In questi giorni in televisione abbiamo potuto vedere una pubblicità che inizia con le parole “Chiedilo a loro”. Si tratta dello spot, oramai sulla stessa falsariga da molti anni, per incentivare i cittadini italiani a devolvere l’ 8×1000 alla Chiesa cattolica, nel quale vengono mostrate scene di emarginati e/o poveri, soccorsi da suore o preti. Con l’8×1000, ci vien detto, “hai fatto molto per tanti”. Ora, senza alcun dubbio si tratta di pubblicità studiate bene, perché vanno a colpire le corde interne dell’essere umano, quelle che lo stimolano ad aiutare i più deboli (o perlomeno dovrebbero farlo; in tempi individualisti come quelli odierni, non è sicuro). Ma allo stesso tempo, a parere di chi scrive, viene veicolata un’immagine del Sacerdozio e della Chiesa cattolica profondamente riduttiva. In questo breve scritto cercherò quindi di “mettere qualche punto sulle i” relativamente alla vera figura del Prete, sottolineando le differenze con la figura annacquata e parziale presentata dal tubo catodico, per poi sottolineare anche le differenze fra il filantropismo e la vera Carità.

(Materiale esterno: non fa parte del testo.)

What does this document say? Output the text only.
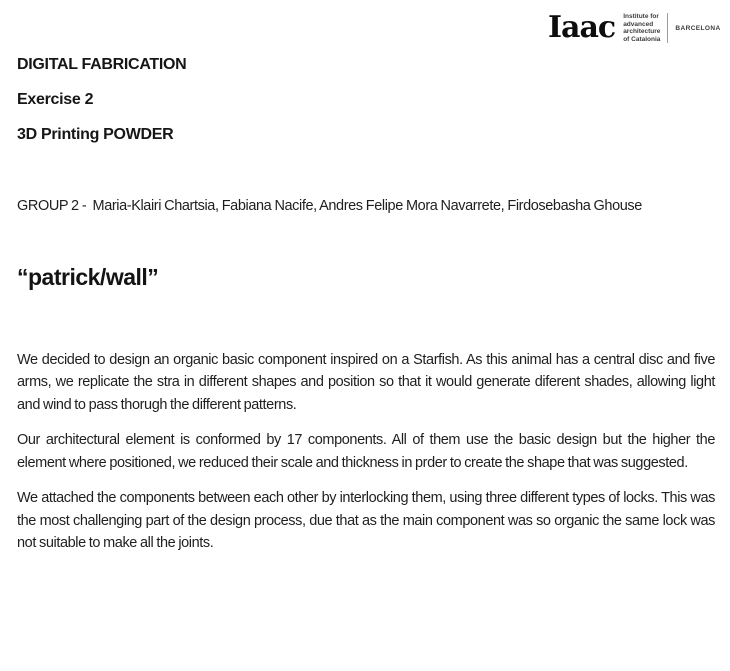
Iaac Institute for
advanced
architecture
of Catalonia
BARCELONA

DIGITAL FABRICATION

Exercise 2

3D Printing POWDER

GROUP 2 -  Maria-Klairi Chartsia, Fabiana Nacife, Andres Felipe Mora Navarrete, Firdosebasha Ghouse

“patrick/wall”

We decided to design an organic basic component inspired on a Starfish. As this animal has a central disc and five arms, we replicate the stra in different shapes and position so that it would generate diferent shades, allowing light and wind to pass thorugh the different patterns.

Our architectural element is conformed by 17 components. All of them use the basic design but the higher the element where positioned, we reduced their scale and thickness in prder to create the shape that was suggested.

We attached the components between each other by interlocking them, using three different types of locks. This was the most challenging part of the design process, due that as the main component was so organic the same lock was not suitable to make all the joints.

Per inquadrare innanzitutto i termini della questione, prendiamo l’imperituro Catechismo di San Pio X, che nonostante sia stato scritto un secolo fa, rimane insuperato per chiarezza della dottrina e semplicità di esposizione. Nelle domande 728 e 729 si legge: “E’ grande la dignità del Sacerdozio?”, “E’ grandissima per la sua potestà sul Corpo reale di Gesù Cristo (che rende presente nell’Eucarestia) e sul corpo mistico di Lui, la Chiesa (che governa, con la missione di condurre gli uomini alla santità ed alla vita beata)”. “Qual fine deve aver chi entra negli Ordini?” “Chi entra negli Ordini deve avere per fine soltanto la gloria di Dio ed il bene delle anime”.
Già queste semplici parole ci fanno capire che il fine dei Ministri della Chiesa e della Chiesa stessa è soprannaturale: guidare gli uomini (e le donne, naturalmente, non sia mai che ci si accusi di esclusivismo maschilista…) verso la Visione Beatifica, attraverso in particolare l’amministrazione dei Sacramenti, la predicazione della dottrina, e ovviamente l’aiuto ai bisognosi, anche di natura materiale.
Qui parrebbe esserci un punto di contatto fra i promotori della pubblicità dell’ 8×1000 e la dottrina tradizionale: Ma come! – mi si dirà – L’aiuto a chi soffre nell’indigenza è sempre stato praticato, è giusto e normale che vengano incentivate queste iniziative. Questo è verissimo e chi conosce anche solo un po’ di storia della Chiesa lo sa perfettamente; tuttavia è solo da circa cinquant’anni, da quando cioè si è chiuso un certo Concilio che è stato “l’ 89 della Chiesa” (non è mia la definizione, ma di un alto prelato di allora), che la missione del nuovo prete, e un po’ quella di tutta la Chiesa, è diventata di coadiuvare la cosiddetta “società civile” nel benessere materiale dell’uomo, avendo come nuovi obiettivi il “progresso”, i “diritti umani”, la “libertà dal bisogno”. Tutto questo a discapito, molto spesso, della celebrazione della Santa Messa, delle ore trascorse in confessionale, delle corse ai capezzali dei moribondi; attività viste come poco fruttuose, anzi contrarie all’attenzione “agli ultimi”. Qui si configura un ribaltamento totale rispetto alla dottrina classica. Il sacerdote in primis deve infatti avere come obiettivo la vita eterna del gregge a cui è preposto, e soltanto poi la vita materiale. E riusciva, in tempi passati, a fondere le due senza tralasciarne alcuna, in una bella figura a tutto tondo. Questa corretta gerarchia deriva dalla retta interpretazione della virtù della Carità, che ora andiamo ad analizzare, sempre con l’ausilio del Catechismo di San Pio X e di altri validi testi (Mons. G. Casali, Somma di Teologia Dogmatica, 1964, e AA.VV., Catholic Encyclopedia, 1912).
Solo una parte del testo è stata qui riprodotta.